When I was a teenager, “secular” music (that is, music that was not religious or “sacred”) was a sin. We good Christian girls did not listen to it, nor did we hang out with people who did. (I made an exception for Olivia Newton-John. The music, not the person. Why am I confessing this?) But then I met a really nice guy at Taco Time where I worked–I can’t remember his name–but he was a big Motley Crue fan. Maybe his name was Steve. We laughed a lot and I realized that he–a heavy metal fan–was just a person like me. Not scary, but funny. And kind and a good worker.
When I’m driving, a slow driver or a weaving car will cause me to shout, “YOU IDIOT!” (I know.) My daughter will say, “Mom, just because it’s slow doesn’t mean it’s an idiot.” She’s right, of course. I judge because I cannot speed. Dumb and unfair and a terrible example to my kids. And what if that person ends up at the same place I’m going and we look into each other’s eyes and I realize what a jerk I am?

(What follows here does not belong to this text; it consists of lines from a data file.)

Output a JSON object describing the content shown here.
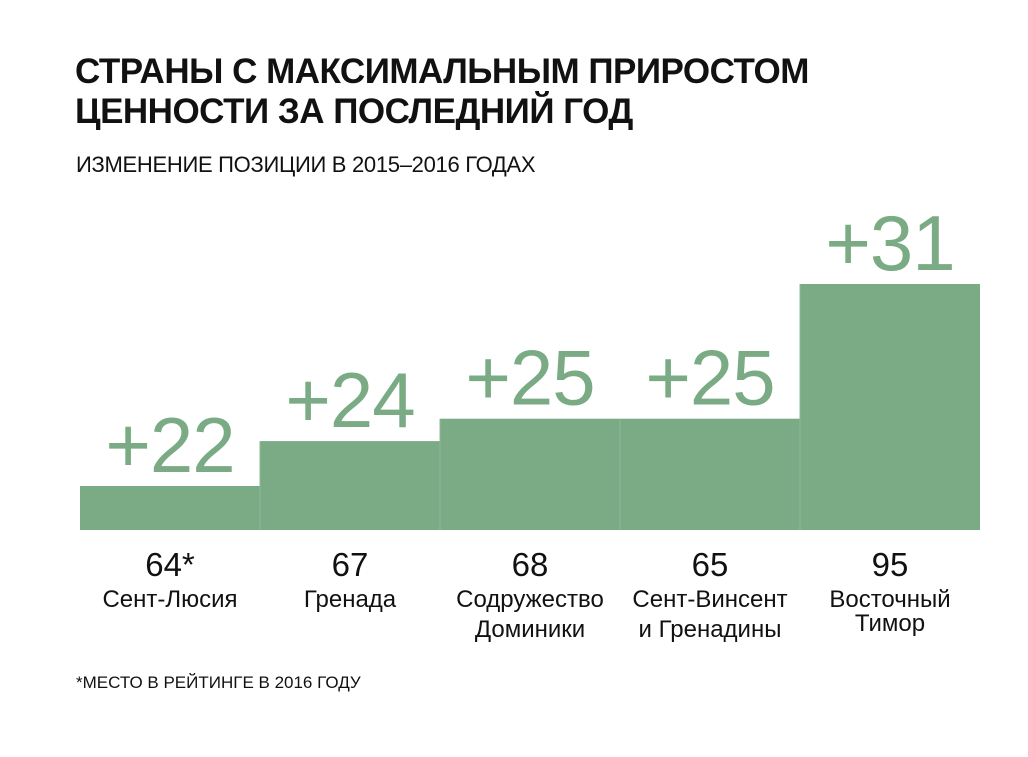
{
  "title": "СТРАНЫ С МАКСИМАЛЬНЫМ ПРИРОСТОМ\nЦЕННОСТИ ЗА ПОСЛЕДНИЙ ГОД",
  "subtitle": "ИЗМЕНЕНИЕ ПОЗИЦИИ В 2015–2016 ГОДАХ",
  "footnote": "*МЕСТО В РЕЙТИНГЕ В 2016 ГОДУ",
  "colors": {
    "bar": "#7aab84",
    "bar_separator": "#8fb898",
    "delta_text": "#7aab84",
    "text": "#111111"
  },
  "chart_data": {
    "type": "bar",
    "title": "СТРАНЫ С МАКСИМАЛЬНЫМ ПРИРОСТОМ ЦЕННОСТИ ЗА ПОСЛЕДНИЙ ГОД",
    "subtitle": "ИЗМЕНЕНИЕ ПОЗИЦИИ В 2015–2016 ГОДАХ",
    "xlabel": "",
    "ylabel": "",
    "grid": false,
    "categories": [
      "Сент-Люсия",
      "Гренада",
      "Содружество Доминики",
      "Сент-Винсент и Гренадины",
      "Восточный Тимор"
    ],
    "values": [
      22,
      24,
      25,
      25,
      31
    ],
    "value_labels": [
      "+22",
      "+24",
      "+25",
      "+25",
      "+31"
    ],
    "ranks_2016": [
      "64*",
      "67",
      "68",
      "65",
      "95"
    ],
    "category_lines": [
      [
        "Сент-Люсия"
      ],
      [
        "Гренада"
      ],
      [
        "Содружество",
        "Доминики"
      ],
      [
        "Сент-Винсент",
        "и Гренадины"
      ],
      [
        "Восточный",
        "Тимор"
      ]
    ]
  }
}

I tend to think that my preferences should be dictates. Ask my long-suffering husband who likes to point out that I have about a million rules for living. For example, no tattoos allowed unless you are a military man or a rock star. And then I think of sweet friends who have tattoos and who am I to judge? I am so quick to dismiss trends and ideas and people who don’t fit into my tidy little world view. And how offensive am I? Judging someone for something that ultimately doesn’t matter at all?
I used to shrink back when someone different entered my orbit. How could we coexist with such different ideas about the world? And then, I’d catch a glimpse into that other life and discover the similarities beyond the walls.

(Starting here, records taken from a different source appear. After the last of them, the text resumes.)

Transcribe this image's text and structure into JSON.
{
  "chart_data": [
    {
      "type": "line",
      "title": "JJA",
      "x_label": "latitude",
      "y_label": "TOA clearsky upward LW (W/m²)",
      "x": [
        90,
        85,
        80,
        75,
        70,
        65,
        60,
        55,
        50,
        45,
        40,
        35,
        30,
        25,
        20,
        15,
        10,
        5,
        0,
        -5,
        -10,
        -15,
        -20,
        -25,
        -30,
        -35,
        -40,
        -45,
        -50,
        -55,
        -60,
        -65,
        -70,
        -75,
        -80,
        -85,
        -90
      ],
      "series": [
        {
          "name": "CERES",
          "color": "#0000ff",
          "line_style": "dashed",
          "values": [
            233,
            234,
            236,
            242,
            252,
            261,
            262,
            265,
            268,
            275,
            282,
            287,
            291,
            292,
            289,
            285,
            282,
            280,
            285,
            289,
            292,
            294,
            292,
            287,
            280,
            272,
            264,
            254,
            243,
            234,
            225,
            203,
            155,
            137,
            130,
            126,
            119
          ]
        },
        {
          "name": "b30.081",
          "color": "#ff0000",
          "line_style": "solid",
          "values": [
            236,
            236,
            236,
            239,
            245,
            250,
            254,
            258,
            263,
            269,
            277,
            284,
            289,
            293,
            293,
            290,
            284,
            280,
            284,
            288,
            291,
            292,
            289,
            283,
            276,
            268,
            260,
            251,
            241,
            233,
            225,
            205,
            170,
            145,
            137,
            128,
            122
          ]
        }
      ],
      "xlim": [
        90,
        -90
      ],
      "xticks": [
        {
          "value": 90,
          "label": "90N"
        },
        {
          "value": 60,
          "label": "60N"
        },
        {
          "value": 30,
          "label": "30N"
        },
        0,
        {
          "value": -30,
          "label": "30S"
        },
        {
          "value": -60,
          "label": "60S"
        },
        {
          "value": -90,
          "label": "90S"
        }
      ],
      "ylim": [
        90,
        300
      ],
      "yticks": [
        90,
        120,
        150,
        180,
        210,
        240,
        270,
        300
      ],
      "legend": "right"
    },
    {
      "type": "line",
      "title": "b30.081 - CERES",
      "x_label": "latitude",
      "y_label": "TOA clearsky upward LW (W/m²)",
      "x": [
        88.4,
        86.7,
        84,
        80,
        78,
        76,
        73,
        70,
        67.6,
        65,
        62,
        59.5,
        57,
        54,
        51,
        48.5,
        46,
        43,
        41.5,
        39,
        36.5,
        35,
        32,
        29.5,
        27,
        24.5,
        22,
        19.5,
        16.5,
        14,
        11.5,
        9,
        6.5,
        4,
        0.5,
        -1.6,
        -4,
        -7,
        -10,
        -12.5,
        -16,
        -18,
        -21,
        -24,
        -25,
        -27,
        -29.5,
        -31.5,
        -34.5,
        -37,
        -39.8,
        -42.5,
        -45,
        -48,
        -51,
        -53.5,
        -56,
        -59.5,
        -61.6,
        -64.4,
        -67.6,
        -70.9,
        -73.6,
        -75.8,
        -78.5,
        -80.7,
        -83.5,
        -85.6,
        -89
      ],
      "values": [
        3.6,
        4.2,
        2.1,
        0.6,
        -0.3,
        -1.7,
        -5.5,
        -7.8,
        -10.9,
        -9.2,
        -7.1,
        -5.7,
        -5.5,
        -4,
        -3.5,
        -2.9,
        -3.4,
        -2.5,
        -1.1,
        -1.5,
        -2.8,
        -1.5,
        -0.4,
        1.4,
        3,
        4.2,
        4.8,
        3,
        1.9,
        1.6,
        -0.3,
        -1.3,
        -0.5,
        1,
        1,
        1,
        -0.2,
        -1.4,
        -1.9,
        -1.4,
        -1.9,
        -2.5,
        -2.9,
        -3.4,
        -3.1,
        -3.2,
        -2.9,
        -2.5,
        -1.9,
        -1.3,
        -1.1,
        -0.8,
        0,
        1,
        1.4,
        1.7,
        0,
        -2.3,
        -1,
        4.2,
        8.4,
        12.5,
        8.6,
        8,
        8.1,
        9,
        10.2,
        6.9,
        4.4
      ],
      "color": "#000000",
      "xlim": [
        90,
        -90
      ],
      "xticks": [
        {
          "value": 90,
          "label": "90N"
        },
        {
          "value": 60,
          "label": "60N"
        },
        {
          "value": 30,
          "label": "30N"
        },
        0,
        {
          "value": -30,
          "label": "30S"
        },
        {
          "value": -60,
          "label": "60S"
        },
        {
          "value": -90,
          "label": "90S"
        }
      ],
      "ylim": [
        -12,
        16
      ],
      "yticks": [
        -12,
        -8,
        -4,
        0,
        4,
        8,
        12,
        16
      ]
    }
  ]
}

Of course, I have definite ideas of things. I will never get a tattoo. I won’t have my nose pierced or dye my hair purple. I have no interest in rap music or understanding Kurt Cobain’s lyrics. I intend to stay married until I die to the same man (lucky guy). It’s unlikely that I will ever drink alcohol. I have no plans to start cursing (much) and I will never, ever find the movie “Borat” funny. I’d like all boys to wear their hair short and all girls not to call boys on the phone. In my world, no one has sex outside of marriage and teenagers don’t use the ‘f-word’ on their Facebook pages.
I try to balance on this teeter-totter of ideas and peculiarities and particularities. I have every right to sort through issues and trivial matters and decide what I think. We all do. But I find that I like people who aren’t on my teeter-totter at all, people who free-wheel through life with green mohawks and those weird discs in their earlobes and an interest in remote African politics. Hey, it takes all kinds! Who am I to judge? I like those people, even liberals and people who think abortion is a valid choice and people who like to watch Star Trek. (Most of them, anyway. Some of them just get on my nerves and there’s nothing I can really do about that. That’s the truth. I never claimed to be perfect.)
I totally believe in absolute right and wrong. Some things are always right. Some things are always wrong. But there is an ocean floating between those two island and that’s where most of us bob. At least that’s what I think tonight.
Answer: I have absolutely no idea. (Question: Why are you writing about this tonight?)